Apple Cannoli

Prep Time:30 minutes Cook Time: 45 minutes Servings: 4 minutes

Pipe a sweet-tart apple filling and creamy ricotta into crunchy cannoli shells for a crowd-pleasing dessert. If you prefer, you can use a small offset spatula to remove the cannoli shells from the hot oil: Insert the end of the spatula into the opening of the mold and lift to remove from oil.

Ingredients:
  • 1 1/2 cups all-purpose flour, plus more for dusting
  • 2 tablespoons white sugar
  • 1/8 teaspoon ground cinnamon
  • 2 tablespoons vegetable shortening
  • 1 large egg
  • 1/4 cup marsala wine
  • 1 tablespoon water, plus more as needed
  • 2 teaspoons distilled white vinegar
  • 2 tablespoons butter
  • 4 large granny smith apples, peeled and diced
  • 1 cup packed brown sugar
  • 2 teaspoons apple pie spice
  • 1/4 teaspoon salt
  • 1/4 cup lemon juice
  • 1/4 cup cornstarch
  • 1 (16 ounce) tub whole milk ricotta cheese, drained (see "draining ricotta," below)
  • 1/4 cup confectioner's sugar, plus more for garnish
  • 1 teaspoon lemon zest
  • 1 large egg white, lightly beaten
  • 1 quart vegetable oil for frying, or as needed
Directions:
  1. For dough, stir together flour, white sugar, and cinnamon in a bowl. Cut in shortening with a pastry blender or fork until crumbly. Make a well in the center.
  2. Add egg, Marsala, water, and vinegar to well. Mix with a fork until dough starts to come together. Transfer to a flour-dusted work surface; knead until dough forms a ball, about 10 minutes, adding 1 teaspoon water as needed. Wrap in plastic wrap and chill for at least 30 minutes (or up to overnight).
  3. For apple filling, melt butter in a large saucepan over medium heat. Add apples, brown sugar, apple pie spice, and salt. Cook, stirring occasionally, until apples are soft, about 15 minutes. In a small bowl, stir together lemon juice and cornstarch; add to apple mixture. Simmer, stirring occasionally, until thickened, 3 to 5 minutes. Cool completely. Transfer cooled mixture to a pastry bag.
  4. For ricotta filling, stir together drained ricotta and powdered sugar in a large bowl; fold in lemon zest. Transfer mixture to a pastry bag.
  5. To shape and fry shells, divide dough into 2 balls. On a lightly floured surface, roll 1 ball into a 16- to 18-inch circle, about 1/16 inch thick or less. Using a 4- to 5-inch biscuit cutter, cut out 12 circles. Dust circles with a light coating of flour. (This will help you later in removing shells from cannoli tube molds.) Roll each dough circle around a cannoli tube, sealing edges with a bit of egg white.
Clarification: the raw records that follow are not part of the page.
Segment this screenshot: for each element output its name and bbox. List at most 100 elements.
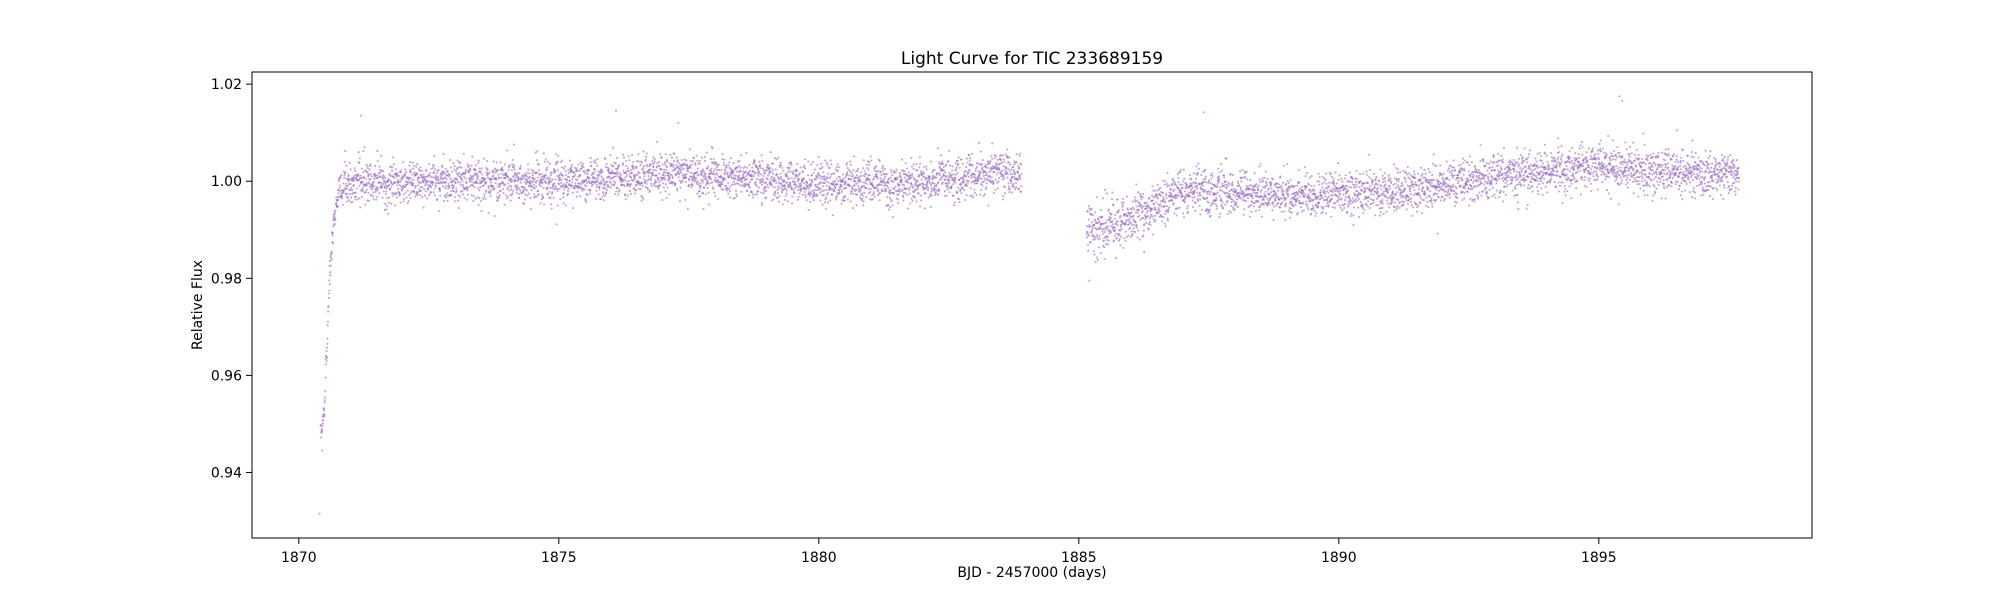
data-point [614,192,617,196]
data-point [1317,172,1320,175]
data-point [808,194,811,197]
data-point [1341,180,1344,183]
data-point [866,166,869,170]
data-point [994,166,998,169]
data-point [811,189,814,192]
data-point [1297,193,1300,196]
data-point [840,188,843,191]
data-point [1146,209,1149,212]
data-point [878,159,881,163]
data-point [468,164,471,167]
data-point [389,165,392,168]
data-point [1233,208,1236,211]
data-point [1208,179,1211,182]
data-point [1276,189,1280,192]
data-point [712,158,715,161]
data-point [522,177,525,180]
data-point [755,164,758,167]
data-point [856,169,859,172]
data-point [1020,172,1023,175]
data-point [730,177,733,180]
data-point [491,170,494,173]
data-point [896,202,900,205]
data-point [1108,232,1111,235]
data-point [828,176,831,180]
data-point [354,170,357,173]
data-point [368,186,371,189]
data-point [1365,203,1368,206]
data-point [666,166,669,169]
data-point [1163,222,1166,225]
data-point [606,184,610,187]
data-point [409,161,412,164]
data-point [711,186,714,189]
data-point [324,390,327,393]
data-point [366,170,369,174]
data-point [433,168,437,171]
data-point [453,168,456,171]
data-point [436,179,439,182]
data-point [536,150,539,153]
data-point [761,203,764,206]
data-point [401,187,404,190]
data-point [535,159,539,162]
data-point [320,431,323,434]
data-point [995,161,998,165]
data-point [922,172,925,175]
data-point [962,178,965,181]
data-point [601,170,604,173]
data-point [868,163,871,166]
data-point [426,180,429,183]
data-point [1376,183,1379,186]
data-point [737,170,740,173]
data-point [806,181,809,184]
data-point [707,165,710,168]
data-point [697,180,700,183]
data-point [1388,185,1391,188]
data-point [707,203,711,206]
data-point [815,189,818,192]
data-point [1382,181,1385,184]
data-point [1095,233,1098,236]
data-point [517,176,520,179]
data-point [1103,230,1106,234]
data-point [1392,163,1396,166]
data-point [470,193,473,197]
data-point [1352,200,1355,203]
data-point [396,174,399,177]
data-point [633,165,636,168]
data-point [643,172,646,175]
data-point [1211,186,1214,190]
data-point [985,163,988,166]
data-point [630,182,633,185]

Repeat with remaining dough ball.
  6. Pour oil to a depth of 3 inches in a deep, heavy-bottomed 4-quart pot or deep fryer; heat to 375°F. (You’ll need about 1 quart oil.) Working in batches, fry shells on tubes, turning halfway through, until golden, about 1 minute. Using tongs, transfer shells to a wire rack lined with paper towels to drain.
  7. Let stand just until tubes are cool enough to handle, then carefully twist each tube to remove shell. (Using a kitchen towel may help your grip.) Wash or wipe off tubes to use for remaining shells, if needed.
  8. To assemble, pipe apple filling into shells, filling two-thirds full from center to one end and repeating on other side. Repeat piping method with ricotta filling. Garnish cannoli with powdered sugar.